West Highland White Terriers are a breed of dog known for their small size and white coat; their fans often call them simply Westies. They are friendly, good with children, and thrive on lots of attention. Like most terriers, they have plenty of attitude (some might say “spirit”) for a dog their size. This breed is commonly recognized because it is used as a mascot for a Scotch whiskey.

Westies are essentially either white Cairn Terriers, who occasionally whelped white puppies naturally, or white Scottish Terriers; references vary. In Argyll (or Poltalloch) in Scotland in the 1800s, for perhaps as long as a century, a Colonel Malcolm and his family bred these white dogs to develop a new breed. The white coat made them highly visible when hunting on the Scottish moors and easily distinguished them from their game. Originally the breed was known as Poltalloch Terriers, although they were also known as Roseneath Terriers, White Roseneath Terriers, and at the end of the 19th century, briefly as a white variety of the Scottish Terrier.
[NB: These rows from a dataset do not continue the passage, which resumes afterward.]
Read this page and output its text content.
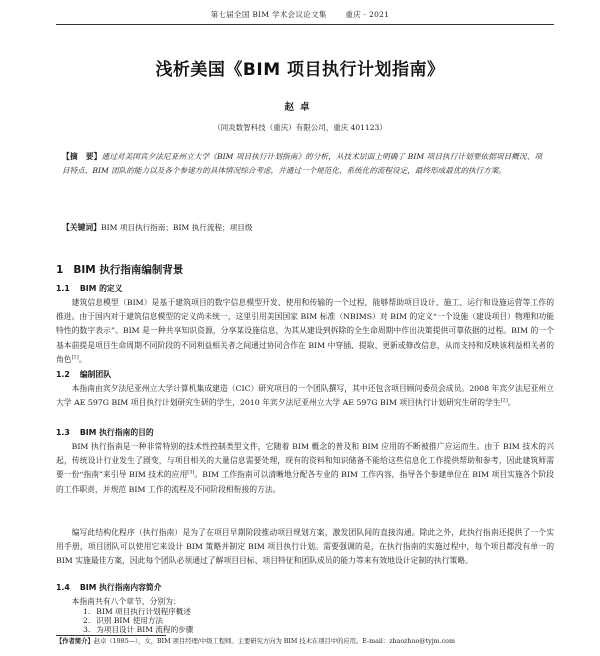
第七届全国 BIM 学术会议论文集 重庆 · 2021
浅析美国《BIM 项目执行计划指南》
赵卓
（同炎数智科技（重庆）有限公司，重庆 401123）
【摘　要】通过对美国宾夕法尼亚州立大学《BIM 项目执行计划指南》的分析，从技术层面上明确了 BIM 项目执行计划要依据项目概况、项目特点、BIM 团队的能力以及各个参建方的具体情况综合考虑，并通过一个规范化、系统化的流程设定，最终形成最优的执行方案。
【关键词】BIM 项目执行指南；BIM 执行流程；项目级
1 BIM 执行指南编制背景
1.1 BIM 的定义
建筑信息模型（BIM）是基于建筑项目的数字信息模型开发、使用和传输的一个过程，能够帮助项目设计、施工、运行和设施运营等工作的推进。由于国内对于建筑信息模型的定义尚未统一，这里引用美国国家 BIM 标准（NBIMS）对 BIM 的定义“一个设施（建设项目）物理和功能特性的数字表示”。BIM 是一种共享知识资源，分享某设施信息，为其从建设到拆除的全生命周期中作出决策提供可靠依据的过程。BIM 的一个基本前提是项目生命周期不同阶段的不同利益相关者之间通过协同合作在 BIM 中穿插、提取、更新或修改信息，从而支持和反映该利益相关者的角色[1]。
1.2 编制团队
本指南由宾夕法尼亚州立大学计算机集成建造（CIC）研究项目的一个团队撰写，其中还包含项目顾问委员会成员。2008 年宾夕法尼亚州立大学 AE 597G BIM 项目执行计划研究生研的学生，2010 年宾夕法尼亚州立大学 AE 597G BIM 项目执行计划研究生研的学生[2]。
1.3 BIM 执行指南的目的
BIM 执行指南是一种非常特别的技术性控制类型文件，它随着 BIM 概念的普及和 BIM 应用的不断被推广应运而生。由于 BIM 技术的兴起，传统设计行业发生了剧变，与项目相关的大量信息需要处理，现有的资料和知识储备不能给这些信息化工作提供帮助和参考，因此建筑师需要一份“指南”来引导 BIM 技术的应用[3]。BIM 工作指南可以清晰地分配各专业的 BIM 工作内容，指导各个参建单位在 BIM 项目实施各个阶段的工作职责，并规范 BIM 工作的流程及不同阶段相衔接的方法。
编写此结构化程序（执行指南）是为了在项目早期阶段推动项目规划方案，激发团队间的直接沟通。除此之外，此执行指南还提供了一个实用手册，项目团队可以使用它来设计 BIM 策略并制定 BIM 项目执行计划。需要强调的是，在执行指南的实施过程中，每个项目都没有单一的 BIM 实施最佳方案，因此每个团队必须通过了解项目目标、项目特征和团队成员的能力等来有效地设计定制的执行策略。
1.4 BIM 执行指南内容简介
本指南共有八个章节，分别为：
1. BIM 项目执行计划程序概述
【作者简介】赵卓（1985—），女，BIM 项目经理/中级工程师。主要研究方向为 BIM 技术在项目中的应用。E-mail：zhaozhuo@tyjm.com
2. 识别 BIM 使用方法
3. 为项目设计 BIM 流程的步骤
This breed, descended from working terriers, has a lot of energy, tenacity, and aggression towards its prey, which was originally the fox and other, smaller animals. It needs regular excercise, although its size makes it a good apartment pet. Many of these dogs have skin allergies, and its personality is more excitable than even some other terriers. They are alert and consider themselves guard dogs, although their size prevents them from providing any real intimidation. They are independent thinkers and must be trained firmly from an early age.

They weigh about 15 to 22 pounds (7,5-10 kg) and their average height is 11 inches (28 cm). Their tails, short naturally, are never docked and are held upright. They have a soft undercoat and a harsher outer coat, about 2″ long, that requires regular grooming.